South Africa and the world at large have their eyes set on the country’s Finance Minister Tito Mboweni who will take centre stage today when he delivers the Medium-Term Budget Policy Statement (MTBPS).
It is just a little over two weeks since the former Reserve Bank governor was appointed after Nhlanhla Nene stepped down. Mboweni is respected both within government and the markets but according to economists in the country, the challenges he faces are enormous.
Just two weeks after being sworn in, many are looking to Mboweni for direction and reassurance as the country grapples an economic recession. South Africans have been under pressure with rising fuel prices, VAT increases and the general cost of living rising at a rapid pace.
While Mboweni had little say in the crafting of the actual policy statement, his dramatic return from political exile was hailed by the markets and many within government.
But taking over at Treasury is likely to have been a more sobering experience, given the state of the economy and the country’s finances.
Mboweni will today spell out the government’s spending plans for the next three years and is expected to detail efforts to contain spiralling government debt and a civil service wage bill that is running out of control.
Wits University’s head of the School of Economic and Business Sciences, Professor Jannie Rossouw says: “As finance minister, having been appointed about two weeks before the MTBPS, only marginal changes to the speech can be made, not to the numbers. We will only see the real impact of the Mboweni effect in the main Budget in February next year and then, of course, next October in the MTBPS for the next three-year period.”
However, as Tito Mboweni prepares to deliver his maiden medium-term budget policy in the National Assembly today‚ the South African Federation of Trade Unions (Saftu), says it believes nothing new will come from the newly-appointed finance minister.

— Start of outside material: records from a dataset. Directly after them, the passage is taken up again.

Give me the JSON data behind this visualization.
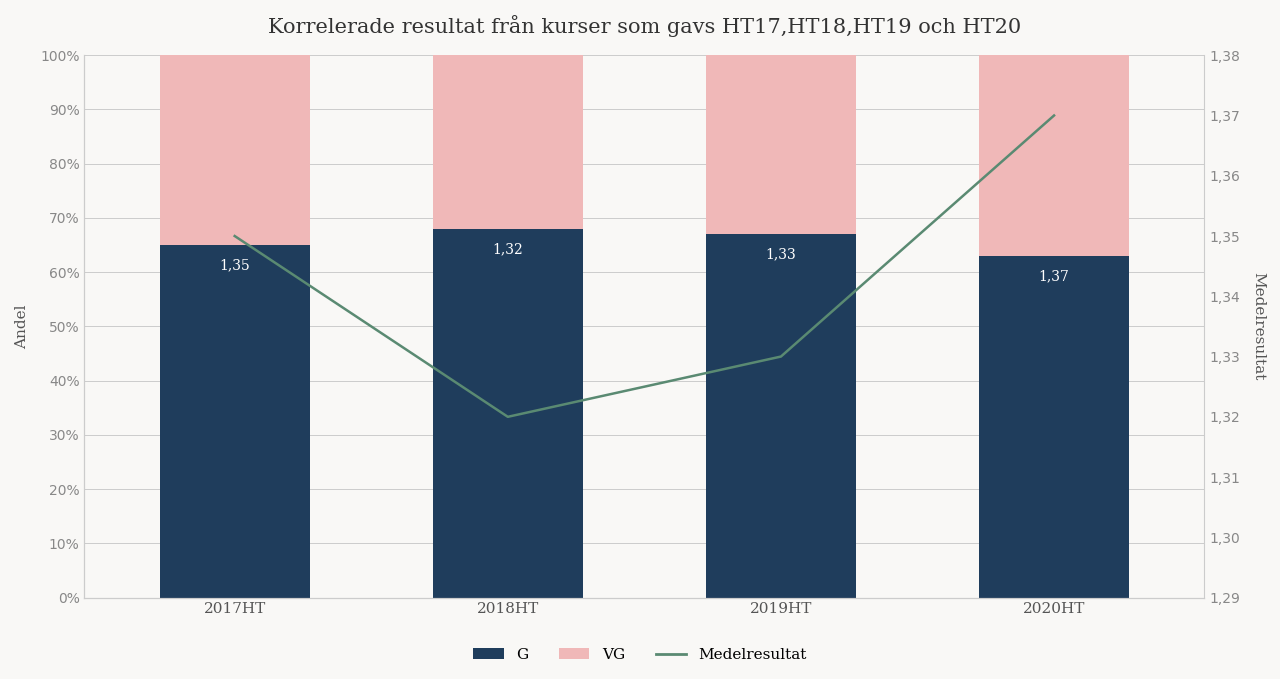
{
  "title": "Korrelerade resultat från kurser som gavs HT17,HT18,HT19 och HT20",
  "categories": [
    "2017HT",
    "2018HT",
    "2019HT",
    "2020HT"
  ],
  "g_values": [
    0.65,
    0.68,
    0.67,
    0.63
  ],
  "vg_values": [
    0.35,
    0.32,
    0.33,
    0.37
  ],
  "medelresultat": [
    1.35,
    1.32,
    1.33,
    1.37
  ],
  "bar_color_g": "#1f3d5c",
  "bar_color_vg": "#f0b8b8",
  "line_color": "#5a8a72",
  "background_color": "#f9f8f6",
  "ylabel_left": "Andel",
  "ylabel_right": "Medelresultat",
  "ylim_left": [
    0,
    1.0
  ],
  "ylim_right": [
    1.29,
    1.38
  ],
  "yticks_left": [
    0.0,
    0.1,
    0.2,
    0.3,
    0.4,
    0.5,
    0.6,
    0.7,
    0.8,
    0.9,
    1.0
  ],
  "yticks_right": [
    1.29,
    1.3,
    1.31,
    1.32,
    1.33,
    1.34,
    1.35,
    1.36,
    1.37,
    1.38
  ],
  "title_fontsize": 15,
  "axis_fontsize": 11,
  "tick_fontsize": 10,
  "bar_width": 0.55,
  "legend_labels": [
    "G",
    "VG",
    "Medelresultat"
  ],
  "annotations": [
    {
      "x": 0,
      "g": 0.65,
      "text": "1,35",
      "color": "#ffffff"
    },
    {
      "x": 1,
      "g": 0.68,
      "text": "1,32",
      "color": "#ffffff"
    },
    {
      "x": 2,
      "g": 0.67,
      "text": "1,33",
      "color": "#ffffff"
    },
    {
      "x": 3,
      "g": 0.63,
      "text": "1,37",
      "color": "#ffffff"
    }
  ]
}
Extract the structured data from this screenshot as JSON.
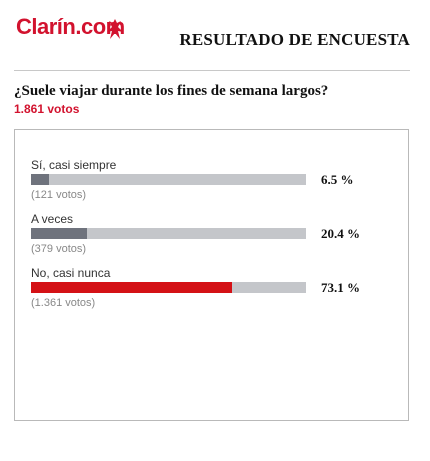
{
  "brand": {
    "logo_text": "Clarín.com",
    "logo_color": "#d2122e"
  },
  "header": {
    "title": "RESULTADO DE ENCUESTA"
  },
  "poll": {
    "question": "¿Suele viajar durante los fines de semana largos?",
    "total_votes": "1.861 votos",
    "options": [
      {
        "label": "Sí, casi siempre",
        "count": "(121 votos)",
        "percent": "6.5 %",
        "share": 0.065
      },
      {
        "label": "A veces",
        "count": "(379 votos)",
        "percent": "20.4 %",
        "share": 0.204
      },
      {
        "label": "No, casi nunca",
        "count": "(1.361 votos)",
        "percent": "73.1 %",
        "share": 0.731
      }
    ]
  },
  "colors": {
    "bar_track": "#c4c6ca",
    "bar_fill": "#6f737d",
    "bar_leader": "#d41116"
  }
}
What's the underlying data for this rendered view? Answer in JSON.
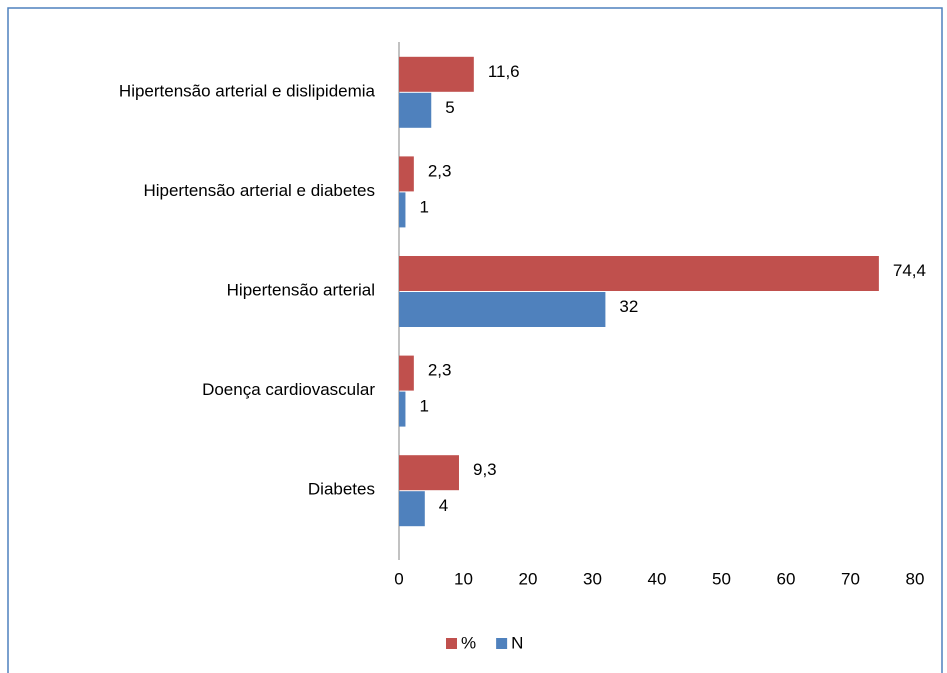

“Saftu has no confidence that the finance minister’s first medium-term budget speech (MTBPS) will do anything other than deliver another budget like those of all his predecessors – dictated by big business‚ international financial institutions‚ the credit ratings agencies and the pro-capitalist media‚” general secretary Zwelinzima Vavi said on Tuesday.
Vavi said that as an organization, they feared Mboweni’s speech would fail to acknowledge that the country had one of the world’s highest unemployment rates.
He further added that the union wanted radical changes from Mboweni.
“His speech will give him the opportunity to reverse a succession of austerity budgets which are making an already horrendous situation for the majority of South Africans even worse.”
The former central bank governor was appointed as finance minister on October 9 2018 following Nhlanhla Nene’s resignation over his meeting with the controversial Gupta family. Mboweni is expected to deliver the budget speech against the backdrop of an economy which is currently in a technical recession.
The Congress of South African Trade Unions (Cosatu) said that there would be “no honeymoon” for Mboweni as he is faced with a huge task ahead of him.
Earlier this week, there was a huge response to a tweet by Mboweni calling for input on his MTBPS. The minister called for ideas for the budget and thousands of people responded.